Some time ago I was rereading a favorite fantasy novel, "Nobody's Son", by Canadian author, Sean Stewart. Towards the end, I came across a paragraph that made me pause in wonder. In the book, Mark, is saying goodbye to his closest friend, who is returning to his own home to speak to his estranged father. The passage reads thusly: "How much of life is like this?...Is that what being grown up means? Saying goodbye as often as hello? More to wave back to with every step."
It's certainly true that introspection comes with age; as we move into the future, we find ourselves thinking back to decisions made, and the consequences long since weathered. Were they the right ones? Did we make a difference in the lives of others? What has become of those great friends we had in our youth? Have they achieved those dreams and goals decided upon in the heat of our youth? I've asked all of these questions at one time or another, and in some cases have even sought out the answers, which have always surprised me. More often than not, the people whom I thought 'had it all' not only didn't, but arrived at an unhappy end.
But making an end--waving goodbye to someone, or some part of your life--provides closure. It's a chance of finalize your relationship to that person or situation. A word unsaid, or a problem left undone rankles in the soul like a cramped muscle, affecting our lives and eating away at us until we can bear it no longer. Then we must settle the score, or see our lives unhinged by something that can only be settled by attending to it.
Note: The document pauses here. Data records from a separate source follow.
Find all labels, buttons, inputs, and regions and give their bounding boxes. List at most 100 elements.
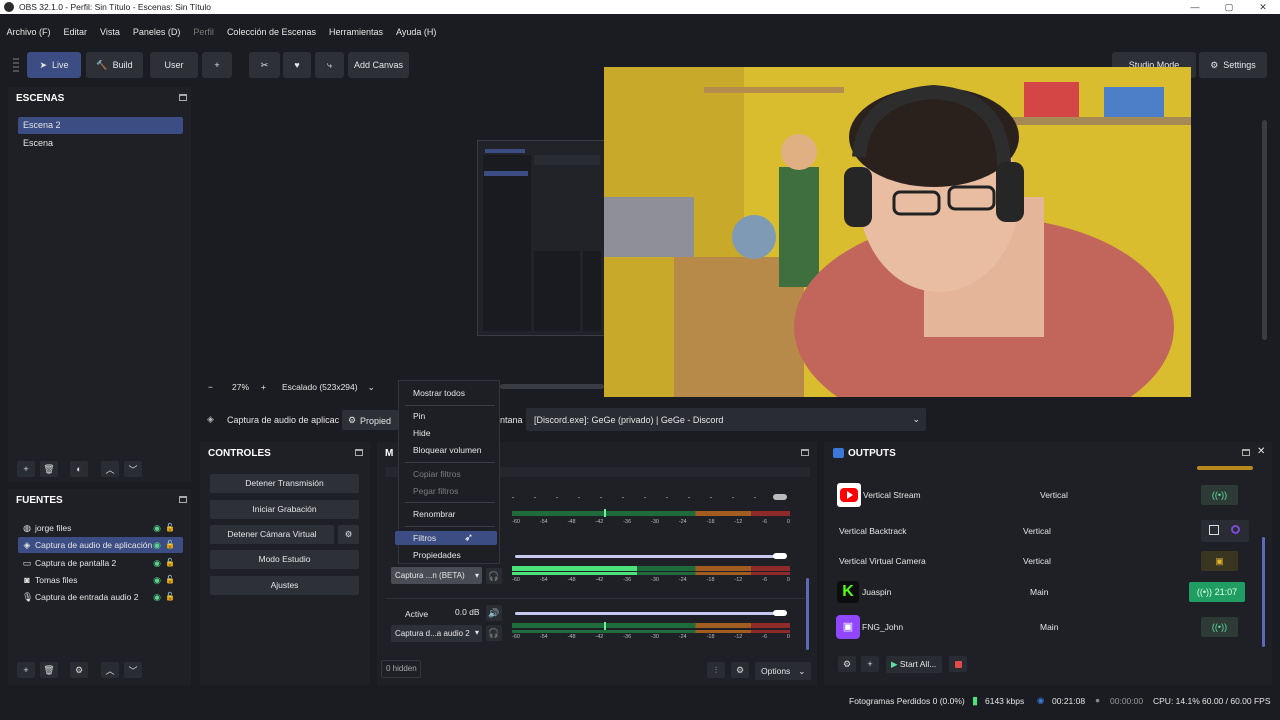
minimize-button[interactable]: — — [1178, 2, 1212, 13]
menu-lock-volume[interactable]: Bloquear volumen — [413, 443, 482, 457]
visibility-icon[interactable]: ◉ — [153, 537, 161, 553]
replay-icon[interactable] — [1231, 525, 1240, 534]
close-icon[interactable]: ✕ — [1257, 446, 1265, 457]
undock-icon[interactable] — [179, 94, 187, 101]
settings-button[interactable]: ⚙ Settings — [1199, 52, 1267, 78]
stream-toggle-button[interactable]: ((•)) — [1201, 617, 1238, 637]
source-move-up-button[interactable]: ︿ — [101, 662, 119, 678]
drag-grip-icon[interactable] — [13, 58, 19, 74]
stop-all-button[interactable] — [949, 656, 967, 672]
close-button[interactable]: ✕ — [1246, 2, 1280, 13]
visibility-icon[interactable]: ◉ — [153, 520, 161, 536]
undock-icon[interactable] — [1242, 449, 1250, 456]
stop-icon[interactable] — [1209, 525, 1219, 535]
mixer-source-select[interactable]: Captura d...a audio 2 — [391, 625, 482, 642]
stream-active-button[interactable]: ((•)) 21:07 — [1189, 582, 1245, 602]
properties-button[interactable]: ⚙ Propied — [342, 410, 402, 430]
menu-rename[interactable]: Renombrar — [413, 507, 456, 521]
source-move-down-button[interactable]: ﹀ — [124, 662, 142, 678]
source-item[interactable]: 🎙 Captura de entrada audio 2 ◉ 🔓 — [18, 589, 183, 605]
scene-filters-button[interactable]: ◐ — [70, 461, 88, 477]
visibility-icon[interactable]: ◉ — [153, 555, 161, 571]
unlock-icon[interactable]: 🔓 — [165, 537, 175, 553]
maximize-button[interactable]: ▢ — [1212, 2, 1246, 13]
studio-mode-toggle-button[interactable]: Modo Estudio — [210, 550, 359, 569]
volume-slider[interactable] — [515, 555, 781, 558]
visibility-icon[interactable]: ◉ — [153, 572, 161, 588]
source-properties-button[interactable]: ⚙ — [70, 662, 88, 678]
menu-properties[interactable]: Propiedades — [413, 548, 461, 562]
share-button[interactable]: ⤷ — [315, 52, 344, 78]
mute-button[interactable]: 🔊 — [486, 605, 502, 621]
zoom-in-button[interactable]: + — [261, 382, 266, 392]
start-all-button[interactable]: ▶ Start All... — [886, 656, 942, 673]
build-button[interactable]: 🔨 Build — [86, 52, 143, 78]
backtrack-controls[interactable] — [1201, 520, 1249, 542]
monitor-headphones-button[interactable]: 🎧 — [486, 568, 502, 584]
source-item[interactable]: ◈ Captura de audio de aplicación ◉ 🔓 — [18, 537, 183, 553]
menu-paneles[interactable]: Paneles (D) — [126, 27, 187, 37]
add-canvas-button[interactable]: Add Canvas — [348, 52, 409, 78]
menu-copy-filters[interactable]: Copiar filtros — [413, 467, 461, 481]
user-button[interactable]: User — [150, 52, 198, 78]
menu-hide[interactable]: Hide — [413, 426, 430, 440]
volume-slider-handle[interactable] — [773, 494, 787, 500]
menu-filters[interactable]: Filtros — [395, 531, 497, 545]
preview-hscrollbar[interactable] — [500, 384, 604, 389]
undock-icon[interactable] — [801, 449, 809, 456]
mixer-source-select[interactable]: Captura ...n (BETA) — [391, 567, 482, 584]
visibility-icon[interactable]: ◉ — [153, 589, 161, 605]
stream-toggle-button[interactable]: ((•)) — [1201, 485, 1238, 505]
outputs-settings-button[interactable]: ⚙ — [838, 656, 856, 672]
outputs-scrollbar[interactable] — [1262, 537, 1265, 647]
scene-move-down-button[interactable]: ﹀ — [124, 461, 142, 477]
volume-slider[interactable] — [515, 612, 781, 615]
scene-item-escena[interactable]: Escena — [18, 135, 183, 152]
scene-item-escena-2[interactable]: Escena 2 — [18, 117, 183, 134]
undock-icon[interactable] — [179, 496, 187, 503]
monitor-headphones-button[interactable]: 🎧 — [486, 625, 502, 641]
source-item[interactable]: ▭ Captura de pantalla 2 ◉ 🔓 — [18, 555, 183, 571]
scaling-select[interactable]: Escalado (523x294) — [282, 382, 358, 392]
add-output-button[interactable]: + — [861, 656, 879, 672]
undock-icon[interactable] — [355, 449, 363, 456]
menu-editar[interactable]: Editar — [57, 27, 94, 37]
stop-virtual-camera-button[interactable]: Detener Cámara Virtual — [210, 525, 334, 544]
add-source-button[interactable]: + — [17, 662, 35, 678]
mixer-settings-button[interactable]: ⚙ — [731, 662, 749, 678]
live-button[interactable]: ➤ Live — [27, 52, 81, 78]
volume-slider-handle[interactable] — [773, 610, 787, 616]
unlock-icon[interactable]: 🔓 — [165, 555, 175, 571]
chevron-down-icon[interactable]: ▾ — [475, 628, 479, 637]
chevron-down-icon[interactable]: ⌄ — [368, 382, 375, 393]
unlock-icon[interactable]: 🔓 — [165, 520, 175, 536]
menu-vista[interactable]: Vista — [94, 27, 127, 37]
menu-perfil[interactable]: Perfil — [187, 27, 221, 37]
unlock-icon[interactable]: 🔓 — [165, 572, 175, 588]
menu-herramientas[interactable]: Herramientas — [323, 27, 390, 37]
source-item[interactable]: ◍ jorge files ◉ 🔓 — [18, 520, 183, 536]
menu-ayuda[interactable]: Ayuda (H) — [390, 27, 443, 37]
hidden-sources-count[interactable]: 0 hidden — [381, 660, 421, 678]
stop-stream-button[interactable]: Detener Transmisión — [210, 474, 359, 493]
delete-source-button[interactable]: 🗑 — [40, 662, 58, 678]
scene-move-up-button[interactable]: ︿ — [101, 461, 119, 477]
add-scene-button[interactable]: + — [17, 461, 35, 477]
volume-slider-handle[interactable] — [773, 553, 787, 559]
virtual-camera-toggle-button[interactable]: ▣ — [1201, 551, 1238, 571]
menu-coleccion-escenas[interactable]: Colección de Escenas — [220, 27, 322, 37]
chevron-down-icon[interactable]: ▾ — [475, 571, 479, 580]
mixer-advanced-button[interactable]: ⫶ — [707, 662, 725, 678]
favorite-button[interactable]: ♥ — [283, 52, 311, 78]
preview-scrollbar[interactable] — [1262, 120, 1267, 340]
menu-show-all[interactable]: Mostrar todos — [413, 386, 465, 400]
mixer-scrollbar[interactable] — [806, 578, 809, 650]
settings-open-button[interactable]: Ajustes — [210, 576, 359, 595]
virtual-camera-settings-button[interactable]: ⚙ — [338, 525, 359, 544]
zoom-out-button[interactable]: − — [208, 382, 222, 392]
delete-scene-button[interactable]: 🗑 — [40, 461, 58, 477]
mixer-options-select[interactable]: Options ⌄ — [755, 662, 811, 680]
menu-pin[interactable]: Pin — [413, 409, 425, 423]
add-mode-button[interactable]: + — [202, 52, 232, 78]
source-item[interactable]: ◙ Tomas files ◉ 🔓 — [18, 572, 183, 588]
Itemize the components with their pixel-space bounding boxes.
But more often than not, we find ourselves waving goodbye to friends and family; some who die, and others who move on to another stage of their life, which takes them away from us. Sometimes we find them again, but most often, we do not. In a loose moment, last month, I found myself wondering about a friend whom I'd not seen in 30 years. The last time I'd seen him, he was dressing for a date, and actually wearing a button-down shirt, which was unusual as I'd only seen him in T-shirts. So, last month, out of curiousity, I Googled his name, and found a picture of him on the staff of a university in Australia. According to the site, he'd received tenure a few years before. His face was heavier than I remembered him, but I recognized him instantly. Father of three, the site said, and I marveled at the changes in his life. We are now strangers, so I silently bade him goodbye, and closed the window.
Stewart's imagery calls to mind a slightly sad person, waving goodbye to his friend, but also to his childhood. In the book, Mark has faced down danger and a threat to his family, and is coming to terms with the fact that the rest of his life will likely be spent doing similar things. It's a very powerful moment in the book, because Mark is coming to terms with the direction of his life, and the likely events that he will encounter on his journey. He realizes that he can no longer take comfort in the stability of his childhood, but must move forwards into adulthood. But the childhood moments and the mistakes that he has made continue to pull at him, and he finds himself looking backwards.
The imagery is familiar, I'm sure, to many people. But there is a competing idea which I'm familiar with, which uses almost the same image, though different words.
Screenwriter J. Michael Straczynski put it this way, "We have to make people lift their eyes back to the horizon, and see the line of ancestors behind us, saying, 'Make my life have meaning.' And to our inheritors before us, saying, 'Create the world we will live in.'...Only by making people understand that can we hope to create a better world for ourselves and our posterity."
So, yes, there is more to wave back to as we get older, and leave our childhood behind. But, perhaps, when we drop our hands, we should turn and look to the horizon, see how best to lay the path that we and our inheritors must tread. The path itself doesn't go anywhere, after all, but we are the ones who must walk it.